Beroepsfruitkweker als klant
Het overgrote deel van de onderstammen wordt gebruikt voor de productie van zo’n 1 miljoen fruitbomen, waarvan 70% appel, 20% peer en 10% kersen. De teelt hiervan duurt twee of drie jaar. “Het cliënteel voor de fruitbomen zijn de Europese beroepsfruitwekers. 80% gaat naar Engeland, Benelux, Duitsland en Noord-Italië, aangevuld met een beetje Polen en Tsjechië. De rest gaat wereldwijd”, zo schetst bedrijfsleider Florent Geerdens. Hij werkte al 15 jaar voor het bedrijf toen hij het in 2000 van de familie Nicolaï overnam. De naam bleef behouden, maar de bedrijfsomvang nam snel toe. Het bedrijf telt nu zo’n 25 vaste medewerkers, wat in het piekseizoen kan oplopen tot een 100-tal.
Vooruitlopen
35 jaar ervaring in de fruitbomenkweek op de teller dus, en daarin vond een hele evolutie plaats. “Ik zag de populariteit van Golden Delicious; daarna werd door lage prijzen massaal overgeschakeld op Jonagold. Vervolgens is er de overstap naar Conférence-peren gekomen. Wat zal het straks zijn? Als fruitboomkwekers moeten we vooruitlopen en kwekers de rassen kunnen aanbieden, die in de toekomst een meerwaarde bieden en men in andere landen niet kan of mag telen”, aldus Florents visie.
Beschermde rassen
In die zoektocht naar nieuwe rassen stopt het bedrijf bewust veel energie en middelen. “We botsen in Noord-West-Europa vaak op het feit dat iemand elders onze boompjes goedkoper kan produceren.

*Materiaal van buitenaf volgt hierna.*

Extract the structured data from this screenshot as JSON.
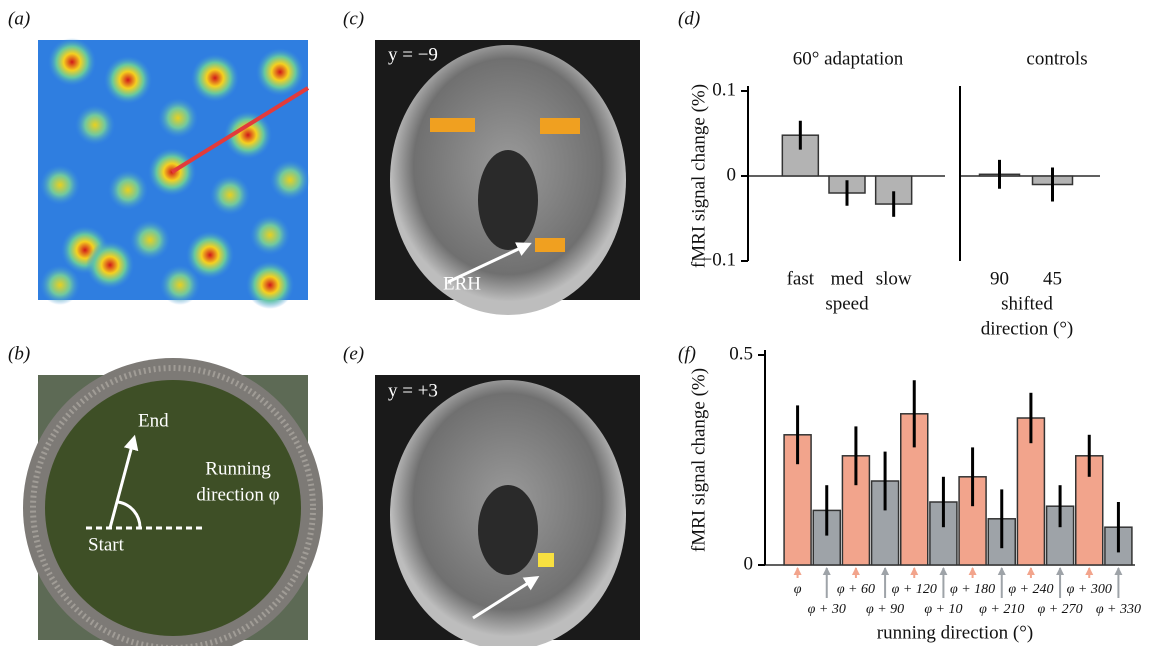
{
  "panels": {
    "a": "(a)",
    "b": "(b)",
    "c": "(c)",
    "d": "(d)",
    "e": "(e)",
    "f": "(f)"
  },
  "images": {
    "c_label": "y = −9",
    "c_arrow": "ERH",
    "e_label": "y = +3",
    "b_end": "End",
    "b_running": "Running",
    "b_direction": "direction φ",
    "b_start": "Start"
  },
  "chart_data": [
    {
      "type": "bar",
      "title": "60° adaptation",
      "ylabel": "fMRI signal change (%)",
      "xlabel": [
        "speed"
      ],
      "categories": [
        "fast",
        "med",
        "slow"
      ],
      "values": [
        0.048,
        -0.02,
        -0.033
      ],
      "errors": [
        0.017,
        0.015,
        0.015
      ],
      "colors": [
        "#b3b3b3",
        "#b3b3b3",
        "#b3b3b3"
      ],
      "ylim": [
        -0.1,
        0.1
      ],
      "yticks": [
        {
          "value": 0.1,
          "label": "0.1"
        },
        0,
        {
          "value": -0.1,
          "label": "−0.1"
        }
      ]
    },
    {
      "type": "bar",
      "title": "controls",
      "xlabel": [
        "shifted",
        "direction (°)"
      ],
      "categories": [
        "90",
        "45"
      ],
      "values": [
        0.002,
        -0.01
      ],
      "errors": [
        0.017,
        0.02
      ],
      "colors": [
        "#b3b3b3",
        "#b3b3b3"
      ],
      "ylim": [
        -0.1,
        0.1
      ]
    },
    {
      "type": "bar",
      "ylabel": "fMRI signal change (%)",
      "xlabel": [
        "running direction (°)"
      ],
      "categories": [
        "φ",
        "φ + 30",
        "φ + 60",
        "φ + 90",
        "φ + 120",
        "φ + 10",
        "φ + 180",
        "φ + 210",
        "φ + 240",
        "φ + 270",
        "φ + 300",
        "φ + 330"
      ],
      "values": [
        0.31,
        0.13,
        0.26,
        0.2,
        0.36,
        0.15,
        0.21,
        0.11,
        0.35,
        0.14,
        0.26,
        0.09
      ],
      "errors": [
        0.07,
        0.06,
        0.07,
        0.07,
        0.08,
        0.06,
        0.07,
        0.07,
        0.06,
        0.05,
        0.05,
        0.06
      ],
      "colors": [
        "#f2a48c",
        "#9ea3a8",
        "#f2a48c",
        "#9ea3a8",
        "#f2a48c",
        "#9ea3a8",
        "#f2a48c",
        "#9ea3a8",
        "#f2a48c",
        "#9ea3a8",
        "#f2a48c",
        "#9ea3a8"
      ],
      "ylim": [
        0,
        0.5
      ],
      "yticks": [
        {
          "value": 0.5,
          "label": "0.5"
        },
        0
      ]
    }
  ]
}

De basiskennis van het bomen kweken kan overal gekopieerd worden. De sector is als antwoord hierop fel geëvolueerd naar kwekersrechtelijk beschermde rassen die zelfs onder een merknaam naar de klant gaan. Zelf geloven we hier ook heel sterk in.”
Branding en storytelling
In samenwerkingen met collega’s zoekt Florent contacten met veredelaars over de hele wereld en onderhoudt hij contacten met onderzoeksinstituten in Nieuw-Zeeland, Washington, New York, Bologna en Wageningen. “We volgen de resultaten op van proeven met nieuwe variëteiten in heel Europa, en hebben zelf ook ons eigen proefveld. Criteria zijn onder andere bloei, houdbaarheid, smaak, kilo’s en grootte.” Eens een beloftevolle variëteit gevonden, worden er testcontracten en vervolgens exclusiviteitscontracten gesloten. Vervolgens zoekt Florent stroomafwaarts in de keten partners. Dat kan een veiling, een telersvereniging of een supermarktketen zijn. “Dat uitbouwen van een netwerk is een werk van lange adem en vraagt heel wat tijd. Het investeren in intellectuele eigendom kost geld, maar je kan er ook een meerwaarde mee creëren. Die branding en storytelling is overal in de maatschappij belangrijk; de fruitboomkwekerij is daar geen uitzondering op.”
Replant disease vermijden
Het inzetten op nieuwe soorten is niet alleen een kwestie van een beter verhaal te hebben in de markt, maar het kan ook teelttechnisch voordelen bieden. Zo is de zogenaamde ‘replant disease’ een gekend fenomeen in de sector. Appel- en perenboompjes zijn heel erg gevoelig voor monocultuur. Kwekers van fruitbomen telen daarom in principe nooit twee keer hetzelfde op dezelfde bodem, zelfs niet na 10 of 20 jaar. “In appels kweken we nu de G11-onderstam, die hier veel minder last van heeft en ook nog eens minder gevoelig is voor bacterievuur, bloedluis en erwinia. Het op zoek gaan naar variëteiten die dat soort verbeteringen kunnen brengen, dat valt voor mij ook 100% onder duurzaamheid.”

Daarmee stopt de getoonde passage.